Last week I introduced the concept of Ikigai and I wanted to explore that in more detail with you. Just to recap, Ikigai is a Japanese phrase that describes your purpose. The Japanese believe your Ikigai is your reason to jump out of bed in the morning.
I was privileged to see Ikigai in action this week. I had the opportunity to spend some time in the company of the British Latin American Dance champions. They gave a demonstration of how they work together as a team to become the best at what they do and I had the opportunity to ask some questions about what drives them and how they sustain their passion for what they do. I am not going to go in to too much detail as I will be doing a separate blog about that experience in a couple of weeks. However, it was perfect timing as we start to explore the topic of finding your passion. It was so evident to me how much passion they have for what they do, they literally radiate when they perform.
Ikigai covers four distinct areas and also explores the inter-relations between these four areas.
- What you love
- What the word needs
- What you can be paid for
- What you are good at
This week I want to focus on discovering what you love.
I recently asked a question in my Private Facebook Group and it received some interesting responses. The question I asked was
“What do you want to say when someone asks you what you do?”
I received a varied mix of responses on this ranging from “I love what I do now!” to “certainly not what I do right now”. There were also comments saying that if they were not focused on paying bills they would be doing something more creative.
Assuming you work a traditional working pattern of 35 hours a week it equates to:
- 140 hours per month
- 1680 hours per year
- 67200 hours per average working life span
We spend so much of our time working over our lifetime, it is so important to be doing something you enjoy but how incredible would it feel to be doing something that you LOVE and are passionate about?
I often hear it said that if your work is something that you are passionate about and sets you alight, it probably won’t feel like work.
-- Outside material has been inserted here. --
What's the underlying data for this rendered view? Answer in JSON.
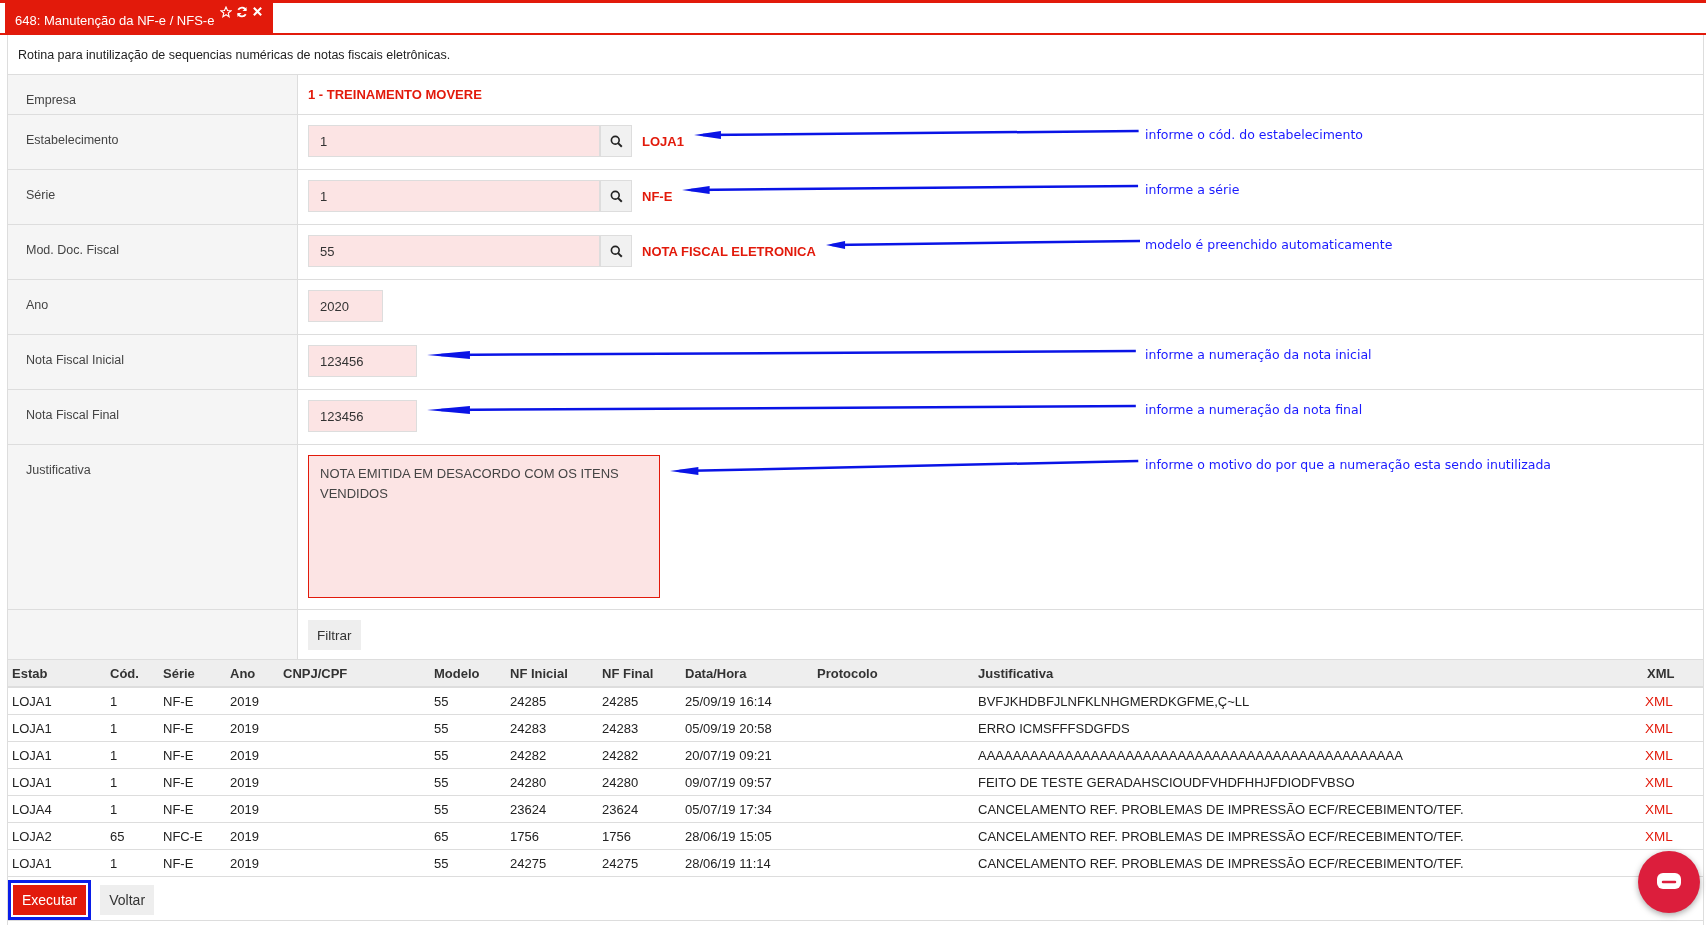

I believe this to be so true!
Finding your passion can be incredibly challenging and can feel soul destroying when you believe you should have a passion or a purpose but you just don’t know what it is. I have been around that loop!
Some people are very fortunate to find their passion and purpose early on in life and to be able to pursue it no matter what. You see this in the world of sport frequently. Young athletes discover they have a talent for something and spend hours of their time dedicating themselves to the pursuit of their dreams and aspirations either through competition or moving in to coaching when they get older.
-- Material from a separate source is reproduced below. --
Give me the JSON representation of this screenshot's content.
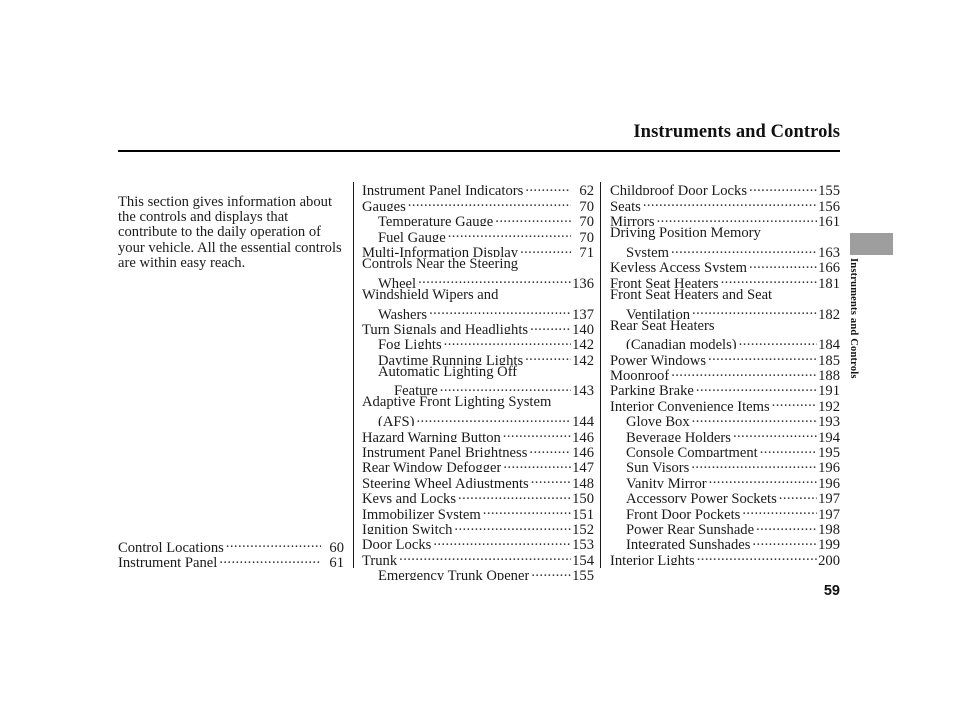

Some people have multiple passions over their lifetime. What ignited them in their 20’s was not what they wanted to do when they hit their 40’s. It has become much rarer these days for people to stay in the one career. People have ‘portfolio’ careers where they have explored several passions over time. For example, Lorraine Pascal was a model and has now carved out a successful TV career as a baker.
Some people never pursue their passion as a career. Instead, they focus on pursuing a career they find worthwhile but satisfy their need for a passion through a hobby. Spending time on their hobby is enough.
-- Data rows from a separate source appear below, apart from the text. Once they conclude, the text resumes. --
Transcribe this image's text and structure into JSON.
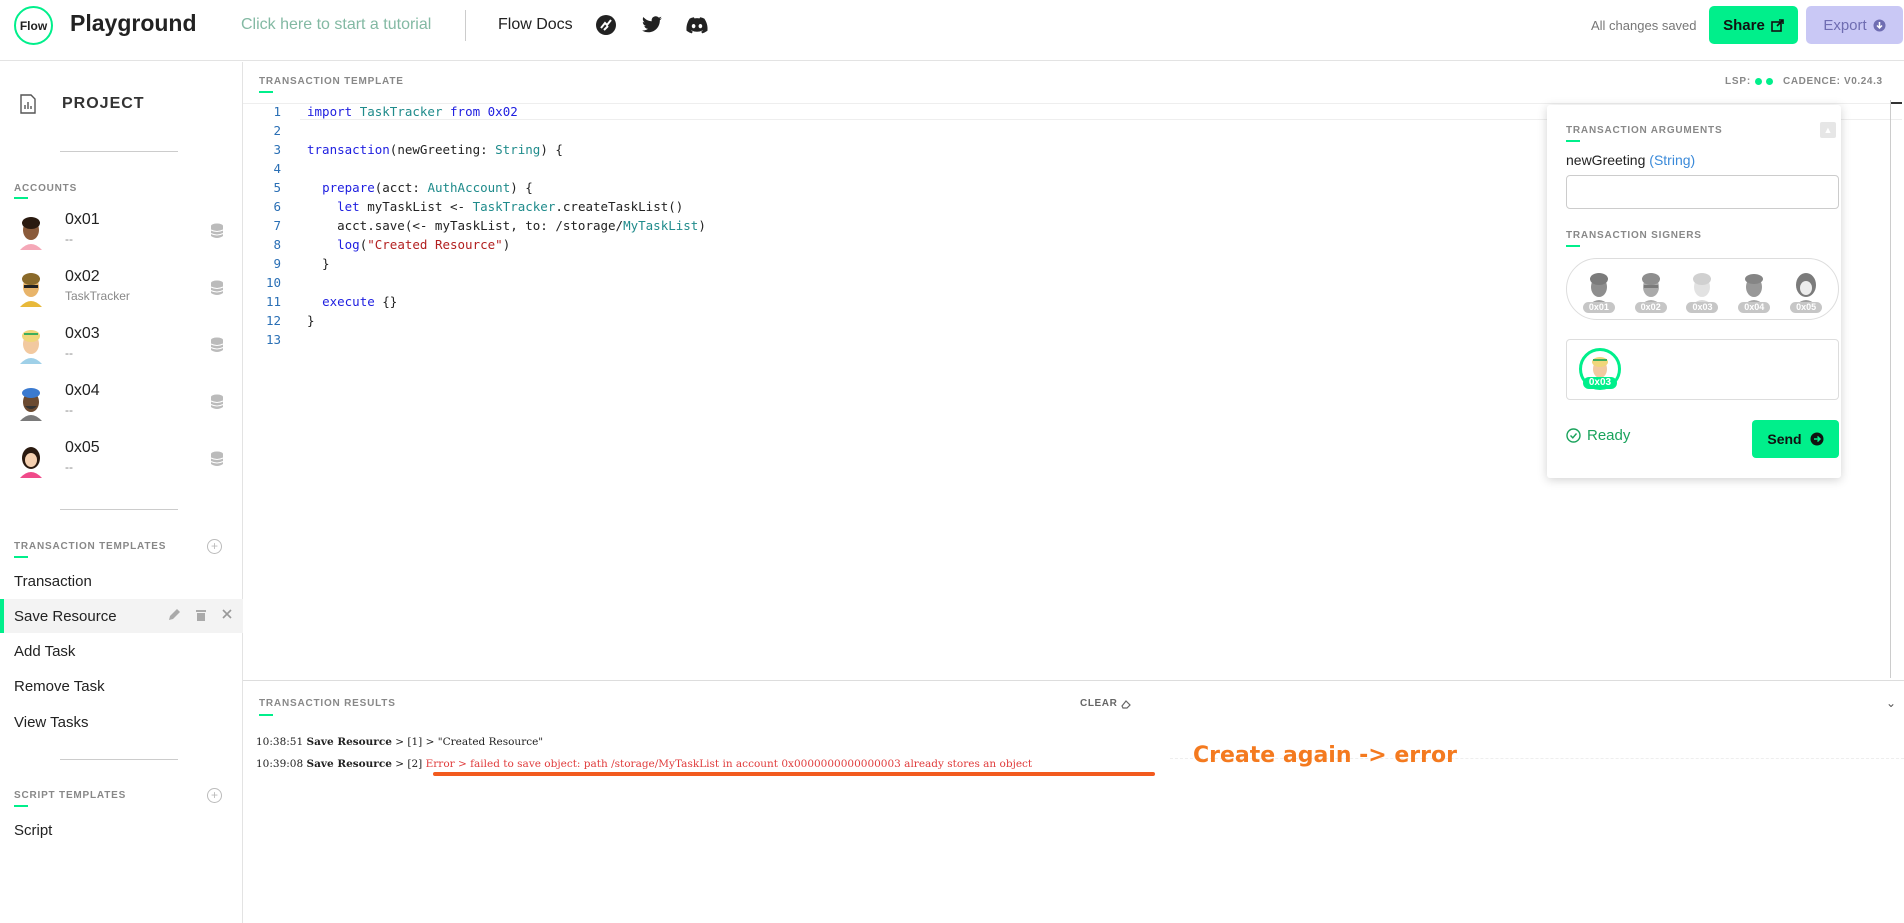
{
  "header": {
    "logo_text": "Flow",
    "app_title": "Playground",
    "tutorial_link": "Click here to start a tutorial",
    "docs_link": "Flow Docs",
    "icons": [
      "flow-docs-runner-icon",
      "twitter-icon",
      "discord-icon"
    ],
    "saved_status": "All changes saved",
    "share_label": "Share",
    "export_label": "Export"
  },
  "sidebar": {
    "project_label": "PROJECT",
    "accounts_title": "ACCOUNTS",
    "accounts": [
      {
        "address": "0x01",
        "sub": "--"
      },
      {
        "address": "0x02",
        "sub": "TaskTracker"
      },
      {
        "address": "0x03",
        "sub": "--"
      },
      {
        "address": "0x04",
        "sub": "--"
      },
      {
        "address": "0x05",
        "sub": "--"
      }
    ],
    "tx_templates_title": "TRANSACTION TEMPLATES",
    "tx_templates": [
      "Transaction",
      "Save Resource",
      "Add Task",
      "Remove Task",
      "View Tasks"
    ],
    "active_template": "Save Resource",
    "script_templates_title": "SCRIPT TEMPLATES",
    "script_templates": [
      "Script"
    ]
  },
  "editor": {
    "title": "TRANSACTION TEMPLATE",
    "lsp_label": "LSP:",
    "cadence_label": "CADENCE: V0.24.3"
  },
  "args_panel": {
    "arguments_title": "TRANSACTION ARGUMENTS",
    "arg_name": "newGreeting",
    "arg_type": "(String)",
    "arg_value": "",
    "signers_title": "TRANSACTION SIGNERS",
    "signers": [
      "0x01",
      "0x02",
      "0x03",
      "0x04",
      "0x05"
    ],
    "selected_signer": "0x03",
    "status": "Ready",
    "send_label": "Send"
  },
  "results": {
    "title": "TRANSACTION RESULTS",
    "clear_label": "CLEAR",
    "lines": [
      {
        "time": "10:38:51",
        "template": "Save Resource",
        "index": "[1]",
        "message": "\"Created Resource\""
      },
      {
        "time": "10:39:08",
        "template": "Save Resource",
        "index": "[2]",
        "error_label": "Error",
        "message": "failed to save object: path /storage/MyTaskList in account 0x0000000000000003 already stores an object"
      }
    ],
    "annotation": "Create again -> error"
  },
  "colors": {
    "accent": "#00ef8b",
    "export_bg": "#c9c8f5",
    "error": "#e03c3c",
    "annotation": "#f47a1f"
  }
}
In my experience, people set themselves all kinds of limitations around how they could pursue a passion as a career. For example, I have recently worked with a client who had developed a passion for coaching people to help them release their limiting beliefs. She had placed limiting beliefs on herself about the potential ways she could use this in her current career to make it more fulfilling. She believed there were no possibilities for her to action this in her current role and so didn’t explore the options. The reality is that there are many ways she can do this.
If you are currently not feeling energised and excited by the career you are in or the role that you do, here are some questions to get you thinking differently…
- If money was no object, what would you be doing right now?
- What activity makes you feel alive?
- Think of a recent time where you had fun. What were you doing? Be specific about what made it fun
- What activity do you currently do that you could spend hours doing?
- If you had a spare hour right now and no limitations, how would you spend that hour?
- Do you have a hobby that you used to love that you no longer spend time on? How do you feel about that?
- What did you want to be when you were younger and why?
- What do you find yourself dreaming about?
Make a note of your responses and reflect on them.
Your purpose and your passion will leave clues!
What was interesting to me about the dancers I met this week, was that they were not driven by financial goals. When they talked about their aspirations, they talked purely about the mastery of their art. They spend as many hours of every day as possible dancing, learning, perfecting and sharing what they do. They do it because they are passionate about dancing. They know that if they continue to learn and progress, then eventually they will receive financial reward for their achievements but it is not what motivates them.
So often we give up on our dreams because we believe we can’t make a living doing what we love. I’m not sure that is the case.
There is something magical about seeing someone loving what they do. It is inspiring and captivating and it encourages a little bit of hope in us all that we too can live our purpose and passion and make a living from it too.